The handbag as we know it today does not appear until the early 20th century. Made from leather and structured around a bag frame with a handle, it’s arrival tellingly lines up with the time that women actively fight for rights, including the right to vote and access to financial autonomy. No longer relegated to accessing belongings through skirt folds or carrying a literal pocket with strings attached, it’s no mistake that women enjoy the protection of carrying a bag that snaps safely shut concurrently to when they begin carrying money and accessing their own purchasing power. 

Nonetheless, not all women were happy with these new handbags. Suffragettes and some of the early American feminists used the comparison between a handbag, which was notably diminutively sized, and men’s generously-sized pockets to illustrate the disparity between men’s and women’s rights. In Herland, a utopian novel written by Charlotte Perkins Gilman in 1915, she imagines a world where Amazonian goddesses rule, roaming the earth wearing outfits covered in pockets. This disparity between men and women’s pocket sizes still persists today.


Throughout the rest of the 20th century, the handbag continues to be representative of a woman’s value and her personal liberties within society. In the 1950’s, the symbolic marker for a girl metamorphosing into a woman is when she acquires her first “good” handbag. By the “swinging” 1960’s, the shoulder bag becomes popular. Freeing up the hands, the shoulder bag allows women a new freedom: freedom of movement, the power of having both hands free. This subtle yet profound change goes hand-in-hand with the revolutionary sexual rights women advocated for in the 1960’s. 

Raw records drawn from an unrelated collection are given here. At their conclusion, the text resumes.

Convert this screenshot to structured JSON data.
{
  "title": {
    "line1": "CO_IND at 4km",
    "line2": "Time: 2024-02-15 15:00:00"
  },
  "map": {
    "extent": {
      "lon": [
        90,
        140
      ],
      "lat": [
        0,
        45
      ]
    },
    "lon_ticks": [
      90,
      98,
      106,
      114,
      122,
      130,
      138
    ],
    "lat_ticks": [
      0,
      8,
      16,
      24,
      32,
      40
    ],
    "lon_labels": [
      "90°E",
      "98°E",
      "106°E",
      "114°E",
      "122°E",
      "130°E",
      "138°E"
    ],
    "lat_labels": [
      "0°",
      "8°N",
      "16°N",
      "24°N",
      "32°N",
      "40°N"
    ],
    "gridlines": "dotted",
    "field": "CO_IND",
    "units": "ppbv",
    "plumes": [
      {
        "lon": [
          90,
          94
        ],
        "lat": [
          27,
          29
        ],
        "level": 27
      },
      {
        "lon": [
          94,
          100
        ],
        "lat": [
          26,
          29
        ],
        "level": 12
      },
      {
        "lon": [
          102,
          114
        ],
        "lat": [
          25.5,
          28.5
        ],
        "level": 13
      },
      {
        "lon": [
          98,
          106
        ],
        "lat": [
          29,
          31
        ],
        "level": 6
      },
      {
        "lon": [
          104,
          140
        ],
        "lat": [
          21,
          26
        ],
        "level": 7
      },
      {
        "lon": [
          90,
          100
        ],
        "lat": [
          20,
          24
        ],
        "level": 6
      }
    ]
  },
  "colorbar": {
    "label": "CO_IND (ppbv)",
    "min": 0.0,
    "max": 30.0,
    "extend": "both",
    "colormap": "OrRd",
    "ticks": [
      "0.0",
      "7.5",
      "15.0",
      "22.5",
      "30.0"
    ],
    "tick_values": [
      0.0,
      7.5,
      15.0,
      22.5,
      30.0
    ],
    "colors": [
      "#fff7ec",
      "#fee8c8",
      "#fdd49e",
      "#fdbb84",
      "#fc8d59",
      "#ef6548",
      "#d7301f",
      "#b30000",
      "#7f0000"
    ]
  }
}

When I first learned about this history, I must admit, it made the weight I bear in my purse feel much, much heavier. Most of the time, we don’t have a choice about what we have to carry, but acknowledging the long road to how our loads came to be held in this ubiquitous accessory can be empowering, I think. My bag, my choice. It’s also why I’m here today to say that the most radical accessory among all our carrier-of-things choices is the fanny pack. Not only does it afford the wearer a hands-free lifestyle, but it is also gender neutral. An equal burden of the weight — what could be more revolutionary than that?